Natuurlijk blijft het herkenbaar, en ze weet nog steeds moeiteloos te overtuigen als ze het klein en intiem houdt. Bedert is iemand die in haar emoties spit zoals een boer op zijn veld. Twee schupsteken diep, tot elke stukje onkruid, elke oneffenheid ontworteld wordt. Een wroeter, kortom. Een tobber. Iemand die zichzelf in vraag stelt en soms problemen maakt die er geen hoeven te zijn.

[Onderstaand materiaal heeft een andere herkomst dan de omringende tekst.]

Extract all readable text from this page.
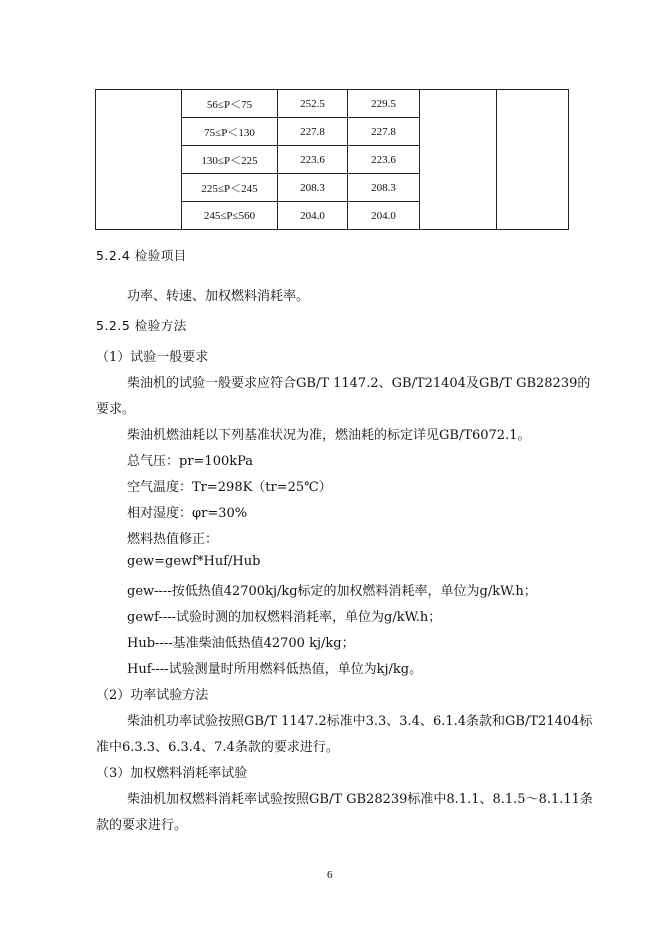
	56≤P＜75	252.5	229.5		
	75≤P＜130	227.8	227.8		
	130≤P＜225	223.6	223.6		
	225≤P＜245	208.3	208.3		
	245≤P≤560	204.0	204.0		
5.2.4 检验项目
功率、转速、加权燃料消耗率。
5.2.5 检验方法
（1）试验一般要求
柴油机的试验一般要求应符合GB/T 1147.2、GB/T21404及GB/T GB28239的
要求。
柴油机燃油耗以下列基准状况为准，燃油耗的标定详见GB/T6072.1。
总气压：pr=100kPa
空气温度：Tr=298K（tr=25℃）
相对湿度：φr=30%
燃料热值修正：
gew=gewf*Huf/Hub
gew----按低热值42700kj/kg标定的加权燃料消耗率，单位为g/kW.h；
gewf----试验时测的加权燃料消耗率，单位为g/kW.h；
Hub----基准柴油低热值42700 kj/kg；
Huf----试验测量时所用燃料低热值，单位为kj/kg。
（2）功率试验方法
柴油机功率试验按照GB/T 1147.2标准中3.3、3.4、6.1.4条款和GB/T21404标
准中6.3.3、6.3.4、7.4条款的要求进行。
（3）加权燃料消耗率试验
柴油机加权燃料消耗率试验按照GB/T GB28239标准中8.1.1、8.1.5～8.1.11条
款的要求进行。
6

Geen idee hoe het is om met zo iemand onder hetzelfde dak te leven, maar het levert in haar geval wel songs op waarbij haast elke zin je ook als luisteraar uit evenwicht brengt. 'Losse schroeven' is een goed voorbeeld. Sobere piano, discreet ritme, spaarzame elektrische gitaar. En dan: "Zou er in mijn bed nog iemand willen slapen als die alles van mij wist?" Zeker: confessionele teksten horen bij singer-songwriters zoals Wallace bij Gromit, maar Bedert werpt in haar songs vragen op die je ternauwernood aan jezelf zou durven stellen. Bovendien doet ze dat, nog meer dan voorheen, zonder dat het geforceerd of gekunsteld aanvoelt. Integendeel: in 'Vergeet dat ik besta' en 'Onder mijn huid' tackelt ze cruciale levensvragen met hetzelfde gemak waarmee je in Starbucks een koffie bestelt.

De valkuilen van de liefde: het is een thema waarover alles al een miljoen keer gezegd is, maar toch slaagt de zangeres erin om toch nog nieuwe invalshoeken bloot te leggen. En af en toe - zoals in het bloedstollende 'Balans', over een vriendschap die in seks dreigt te ontsporen - slaat ze spijkers met koppen. "Als ge er niet naar zoekt, weet ge ook niet wat ge mist." Ze zingt het, maar het belerende wijsvingertje ontbreekt gelukkig.

Ook opvallend: het muzikale kader waarvan Bedert zich bedient, wordt alsmaar rijker. Naast piano, gitaren en cello is er plaats voor blazers en strijkers. Een hele boterham, maar eigenlijk is enkel het bitterzoete 'Hoera' wat dikker aangezet. Ten slotte: wie na het laatste nummer tien minuten stilte beluistert - ook fijn - krijgt er een fraaie versie bovenop van 'Afspraak', eerder geschreven in opdracht van Radio 1, en geïnspireerd door een schilderij van Luce Vangoidsenhoven. De song behoort tot het beste van wat ze al gemaakt heeft, en hoort bijgevolg thuis op Iets dat niet komt. Als u dit jaar één Nederlandstalige plaat koopt, laat het dan deze zijn.

Iets dat niet komt verschijnt op 3 december.